Research On Wireless Charging And Dynamic Data Routing Strategy For Rechargeable 3-dimensional Wireless Sensor Networks

Wireless sensor networks are becoming increasingly prevalent in a wide range of areas such as in the desert, forest and canyon. Since the nodes are often completely freed from wire, they are usually powered by batteries. When the battery is depleted, the nodes will become invalid if the battery is not replaced or charged timely. Furthermore, these networks are situated in locations where may not be easily accessible. Therefore, it is extremely necessary to develop a strategy to supply energy to the nodes in wireless sensor networks. Reasonable routing scheme based on the energy supply strategy is also helpful to solve the problem.Due to this problem, it could be solved by recharging sensor nodes periodically through the wireless energy transfer technique which would make sensor nodes remain optional persistently. For 3-dimensional wireless sensor networks, an optimization problem was proposed with the objective of maximizing the ratio of the wireless charging device’s vacation time over the cycle time. According to the constraints of data flow and energy flow in the networks, the continuous time-varying model, the simplified continuous time-varying model were proposed successively. Because of the complexity of the simplified continuous time-varying model, the discrete (T+1)-phased nonlinear model and the solvable discrete (T+1)-phased linear model were proposed by variable substitution and variable discretization. Finally, it is proved that the optimal traveling path for the wireless charging device is the 3-dimensional shortest Hamilton cycle by reduction to absurdity.
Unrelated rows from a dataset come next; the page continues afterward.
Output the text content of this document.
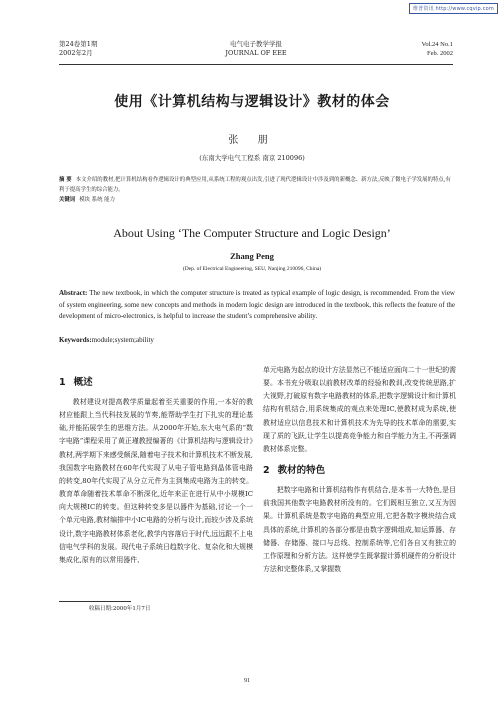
维普资讯 http://www.cqvip.com
第24卷第1期
2002年2月
电气电子教学学报
JOURNAL OF EEE
Vol.24 No.1
Feb. 2002
使用《计算机结构与逻辑设计》教材的体会
张 朋
(东南大学电气工程系 南京 210096)
摘 要 本文介绍的教材,把计算机结构看作逻辑设计的典型应用,从系统工程的观点出发,引进了现代逻辑设计中涉及到的新概念、新方法,反映了微电子学发展的特点,有利于提高学生的综合能力。
关键词 模块 系统 能力
About Using ‘The Computer Structure and Logic Design’
Zhang Peng
(Dep. of Electrical Engineering, SEU, Nanjing 210096, China)
Abstract: The new textbook, in which the computer structure is treated as typical example of logic design, is recommended. From the view of system engineering, some new concepts and methods in modern logic design are introduced in the textbook, this reflects the feature of the development of micro-electronics, is helpful to increase the student’s comprehensive ability.
Keywords:module;system;ability
1 概述

教材建设对提高教学质量起着至关重要的作用,一本好的教材应能跟上当代科技发展的节奏,能帮助学生打下扎实的理论基础,并能拓展学生的思维方法。从2000年开始,东大电气系的“数字电路”课程采用了黄正瑾教授编著的《计算机结构与逻辑设计》教材,两学期下来感受颇深,随着电子技术和计算机技术不断发展,我国数字电路教材在60年代实现了从电子管电路到晶体管电路的转变,80年代实现了从分立元件为主到集成电路为主的转变。教育革命随着技术革命不断深化,近年来正在进行从中小规模IC向大规模IC的转变。但这种转变多是以器件为基础,讨论一个一个单元电路,教材编排中小IC电路的分析与设计,而较少涉及系统设计,数字电路教材体系老化,教学内容落后于时代,远远跟不上电信电气学科的发展。现代电子系统日趋数字化、复杂化和大规模集成化,原有的以常用器件、

单元电路为起点的设计方法显然已不能适应面向二十一世纪的需要。本书充分吸取以前教材改革的经验和教训,改变传统思路,扩大视野,打破原有数字电路教材的体系,把数字逻辑设计和计算机结构有机结合,用系统集成的观点来处理IC,使教材成为系统,使教材适应以信息技术和计算机技术为先导的技术革命的需要,实现了质的飞跃,让学生以提高竞争能力和自学能力为主,不再强调教材体系完整。

2 教材的特色

把数字电路和计算机结构作有机结合,是本书一大特色,是目前我国其他数字电路教材所没有的。它们既相互独立,又互为因果。计算机系统是数字电路的典型应用,它把各数字模块结合成具体的系统,计算机的各部分都是由数字逻辑组成,如运算器、存储器、存储器、接口与总线、控制系统等,它们各自又有独立的工作原理和分析方法。这样使学生既掌握计算机硬件的分析设计方法和完整体系,又掌握数

收稿日期:2000年1月7日
91
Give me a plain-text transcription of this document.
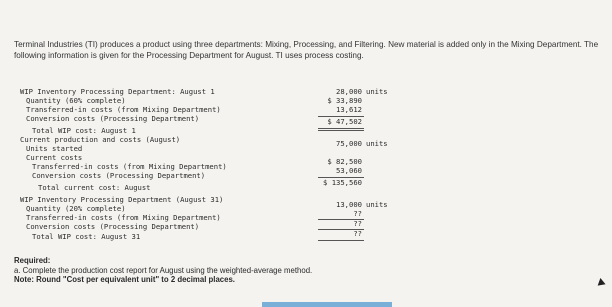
Terminal Industries (TI) produces a product using three departments: Mixing, Processing, and Filtering. New material is added only in the Mixing Department. The following information is given for the Processing Department for August. TI uses process costing.
WIP Inventory Processing Department: August 1
Quantity (60% complete)
Transferred-in costs (from Mixing Department)
Conversion costs (Processing Department)
Total WIP cost: August 1
Current production and costs (August)
Units started
Current costs
Transferred-in costs (from Mixing Department)
Conversion costs (Processing Department)
Total current cost: August
WIP Inventory Processing Department (August 31)
Quantity (20% complete)
Transferred-in costs (from Mixing Department)
Conversion costs (Processing Department)
Total WIP cost: August 31
28,000 units
$ 33,890
13,612
$ 47,502
75,000 units
$ 82,500
53,060
$ 135,560
13,000 units
??
??
??
Required:
a. Complete the production cost report for August using the weighted-average method.
Note: Round "Cost per equivalent unit" to 2 decimal places.
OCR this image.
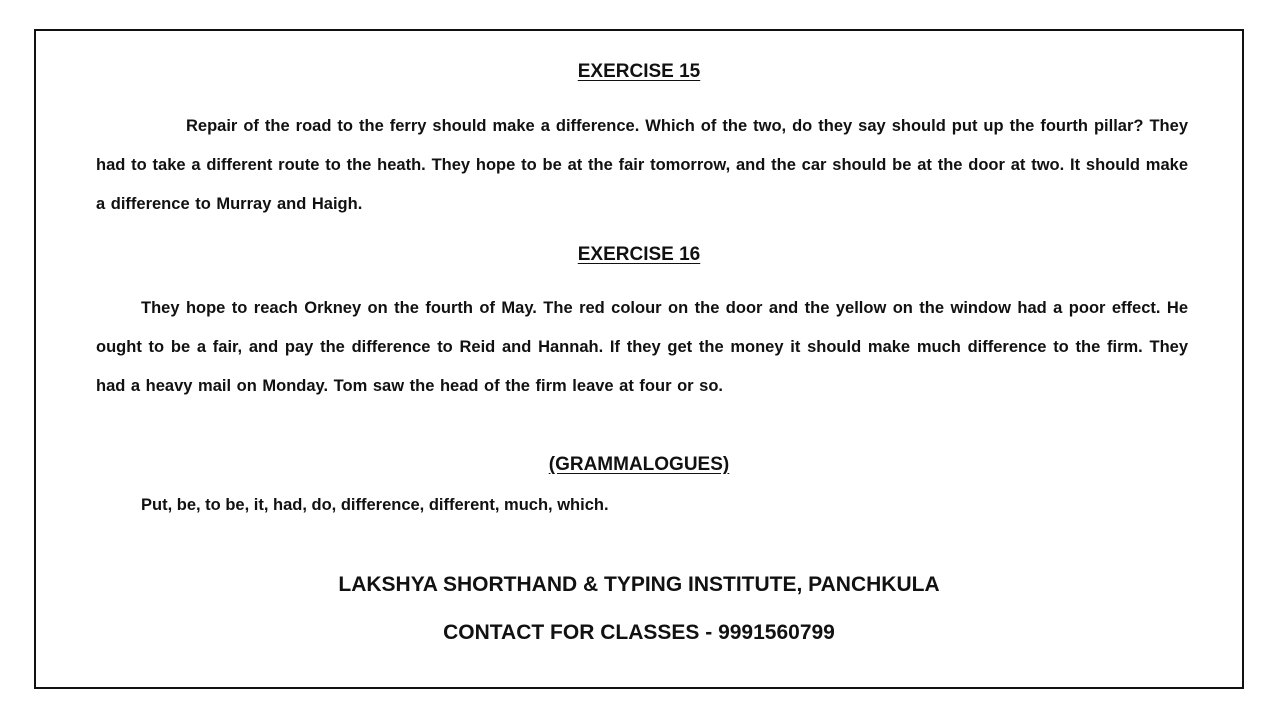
EXERCISE 15

Repair of the road to the ferry should make a difference. Which of the two, do they say should put up the fourth pillar? They had to take a different route to the heath. They hope to be at the fair tomorrow, and the car should be at the door at two. It should make a difference to Murray and Haigh.

EXERCISE 16

They hope to reach Orkney on the fourth of May. The red colour on the door and the yellow on the window had a poor effect. He ought to be a fair, and pay the difference to Reid and Hannah. If they get the money it should make much difference to the firm. They had a heavy mail on Monday. Tom saw the head of the firm leave at four or so.

(GRAMMALOGUES)

Put, be, to be, it, had, do, difference, different, much, which.

LAKSHYA SHORTHAND & TYPING INSTITUTE, PANCHKULA

CONTACT FOR CLASSES - 9991560799
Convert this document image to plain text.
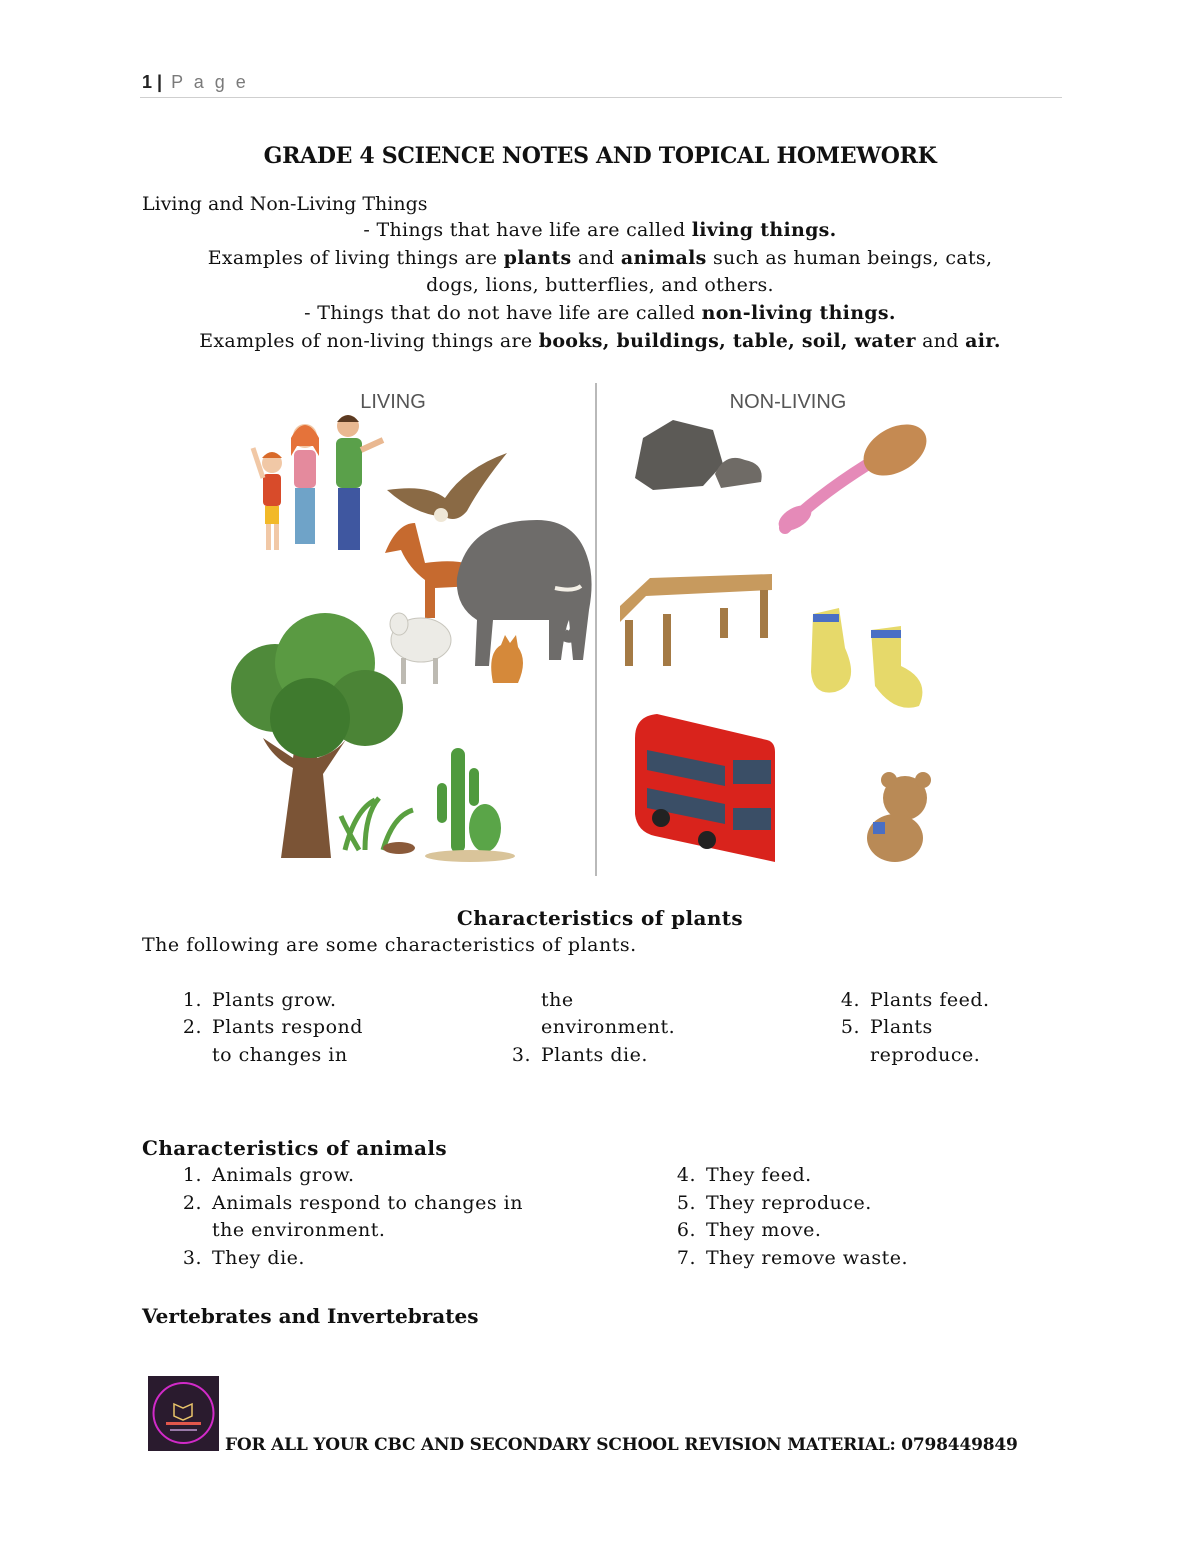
1 | P a g e
GRADE 4 SCIENCE NOTES AND TOPICAL HOMEWORK
Living and Non-Living Things
- Things that have life are called living things.
Examples of living things are plants and animals such as human beings, cats,
dogs, lions, butterflies, and others.
- Things that do not have life are called non-living things.
Examples of non-living things are books, buildings, table, soil, water and air.
LIVING	NON-LIVING
Characteristics of plants
The following are some characteristics of plants.
1. Plants grow.
2. Plants respond
to changes in
the
environment.
3. Plants die.
4. Plants feed.
5. Plants
reproduce.
Characteristics of animals
1. Animals grow.
2. Animals respond to changes in
the environment.
3. They die.
4. They feed.
5. They reproduce.
6. They move.
7. They remove waste.
Vertebrates and Invertebrates
FOR ALL YOUR CBC AND SECONDARY SCHOOL REVISION MATERIAL: 0798449849
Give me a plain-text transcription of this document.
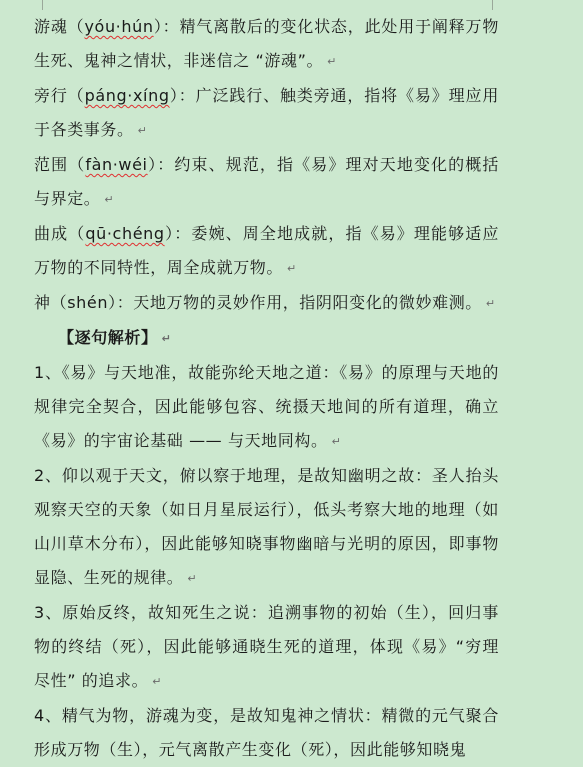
游魂（yóu·hún）：精气离散后的变化状态，此处用于阐释万物生死、鬼神之情状，非迷信之 “游魂”。 ↵

旁行（páng·xíng）：广泛践行、触类旁通，指将《易》理应用于各类事务。 ↵

范围（fàn·wéi）：约束、规范，指《易》理对天地变化的概括与界定。 ↵

曲成（qū·chéng）：委婉、周全地成就，指《易》理能够适应万物的不同特性，周全成就万物。 ↵

神（shén）：天地万物的灵妙作用，指阴阳变化的微妙难测。 ↵

【逐句解析】 ↵

1、《易》与天地准，故能弥纶天地之道：《易》的原理与天地的规律完全契合，因此能够包容、统摄天地间的所有道理，确立《易》的宇宙论基础 —— 与天地同构。 ↵

2、仰以观于天文，俯以察于地理，是故知幽明之故：圣人抬头观察天空的天象（如日月星辰运行），低头考察大地的地理（如山川草木分布），因此能够知晓事物幽暗与光明的原因，即事物显隐、生死的规律。 ↵

3、原始反终，故知死生之说：追溯事物的初始（生），回归事物的终结（死），因此能够通晓生死的道理，体现《易》“穷理尽性” 的追求。 ↵

4、精气为物，游魂为变，是故知鬼神之情状：精微的元气聚合形成万物（生），元气离散产生变化（死），因此能够知晓鬼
What’s more, seamless docking between initial charging cycle and the ordinary charging cycle is realized.After solving the last proposed model with 20 nodes,50 nodes and 100 nodes, the optimized charging and routing strategies were obtained. The ratio of the wireless charging device’s vacation time over the cycle time is 58.83%,27.27% and 23.58% for networks in different scales. The network lifetime has been extended indeed.